Der Forschungsbereich “Pädagogische Professionalisierung” widmet sich der systematischen Analyse, Begleitung und Weiterentwicklung von Professionalisierungsprozessen in der Aus-, Fort- und Weiterbildung bzw. Schulentwicklungsberatung von Lehrpersonen im Sinne des Professionalisierungskontinuums. Im Zentrum steht die grundlegende Frage, wie unter sich wandelnden gesellschaftlichen, kulturellen und bildungspolitischen Bedingungen eine innovative, reflexive und wertebasierte Pädagog:innenbildung gestaltet werden kann. Die PHDL bringt dabei ihre ausgewiesene pädagogische, fachwissenschaftliche, fachdidaktische und hochschuldidaktische Expertise ein, um wissenschaftlich fundierte Impulse für die Weiterentwicklung professionellen Handelns zu setzen.

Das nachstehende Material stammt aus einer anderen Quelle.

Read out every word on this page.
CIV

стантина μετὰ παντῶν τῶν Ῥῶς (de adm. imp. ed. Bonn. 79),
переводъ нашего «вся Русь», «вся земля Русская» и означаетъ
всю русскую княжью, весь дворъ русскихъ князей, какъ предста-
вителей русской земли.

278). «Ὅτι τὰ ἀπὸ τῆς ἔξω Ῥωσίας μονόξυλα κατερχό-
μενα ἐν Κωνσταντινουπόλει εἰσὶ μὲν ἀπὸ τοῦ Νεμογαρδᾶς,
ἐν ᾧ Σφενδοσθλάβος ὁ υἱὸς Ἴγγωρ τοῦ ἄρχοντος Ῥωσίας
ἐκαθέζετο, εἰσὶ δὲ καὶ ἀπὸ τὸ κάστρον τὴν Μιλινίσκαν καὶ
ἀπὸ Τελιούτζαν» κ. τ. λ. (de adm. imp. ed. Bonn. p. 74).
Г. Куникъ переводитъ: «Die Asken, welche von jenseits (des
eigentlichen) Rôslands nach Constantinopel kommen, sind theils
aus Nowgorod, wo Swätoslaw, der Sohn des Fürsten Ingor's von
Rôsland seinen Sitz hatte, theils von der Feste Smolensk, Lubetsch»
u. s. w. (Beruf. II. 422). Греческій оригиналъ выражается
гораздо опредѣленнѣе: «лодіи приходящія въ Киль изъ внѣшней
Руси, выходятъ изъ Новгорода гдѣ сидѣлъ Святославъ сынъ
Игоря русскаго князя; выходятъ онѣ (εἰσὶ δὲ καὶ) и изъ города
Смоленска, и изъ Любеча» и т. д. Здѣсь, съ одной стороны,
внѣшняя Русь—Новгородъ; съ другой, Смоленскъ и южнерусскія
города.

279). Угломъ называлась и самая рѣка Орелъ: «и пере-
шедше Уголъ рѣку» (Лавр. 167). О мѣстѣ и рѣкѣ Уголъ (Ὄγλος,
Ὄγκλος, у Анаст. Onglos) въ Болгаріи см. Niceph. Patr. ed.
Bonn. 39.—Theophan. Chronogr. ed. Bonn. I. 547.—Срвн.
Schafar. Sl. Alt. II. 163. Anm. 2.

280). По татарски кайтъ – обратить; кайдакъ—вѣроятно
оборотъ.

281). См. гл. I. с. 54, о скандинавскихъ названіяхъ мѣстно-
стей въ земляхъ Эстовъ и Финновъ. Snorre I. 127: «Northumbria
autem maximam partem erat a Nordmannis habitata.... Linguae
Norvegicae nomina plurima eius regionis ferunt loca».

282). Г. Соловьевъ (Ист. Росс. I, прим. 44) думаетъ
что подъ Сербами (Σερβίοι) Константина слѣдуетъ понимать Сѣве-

Ziel des Forschungsbereichs ist es, durch die Entwicklung theoretischer Konzepte, die empirische Untersuchung von Lerngelegenheiten sowie die Konzeption und Evaluation neuer Formate zur Professionalisierung eine nachhaltige Qualitätssicherung in der Pädagog:innenbildung zu leisten – und zwar unter Berücksichtigung rechtlicher, struktureller, ökologischer und ökonomischer Rahmenbedingungen. Dabei wird Professionalisierung nicht als punktuelles Ereignis verstanden, sondern als ein dynamischer, lebensbegleitender Prozess, der alle Phasen der pädagogischen Laufbahn – von der Ausbildung über den Berufseinstieg bis hin zu Leitungstätigkeiten – umfasst.
Ein besonderer Fokus liegt auf der Professionalisierung im Kontext von Werte- und Persönlichkeitsbildung. Die freie Entfaltung der Persönlichkeit, die Fähigkeit zur Selbstreflexion und die Suche nach Antworten auf existenzielle Fragen in der eigenen Person werden als zentrale Bausteine persönlichkeitsbildender Handlungskompetenz betrachtet. Entsprechend werden auch Formate wie Supervision sowie verschiedene persönlichkeitsbildende bzw. selbsterfahrungsorientierte Ansätze erforscht und hinsichtlich ihrer Wirksamkeit analysiert. Berufsbiografische Zugänge und die systematische Reflexion pädagogischer Erfahrungen stehen dabei ebenso im Mittelpunkt wie Fragen nach ethischer Orientierung und professioneller Haltung.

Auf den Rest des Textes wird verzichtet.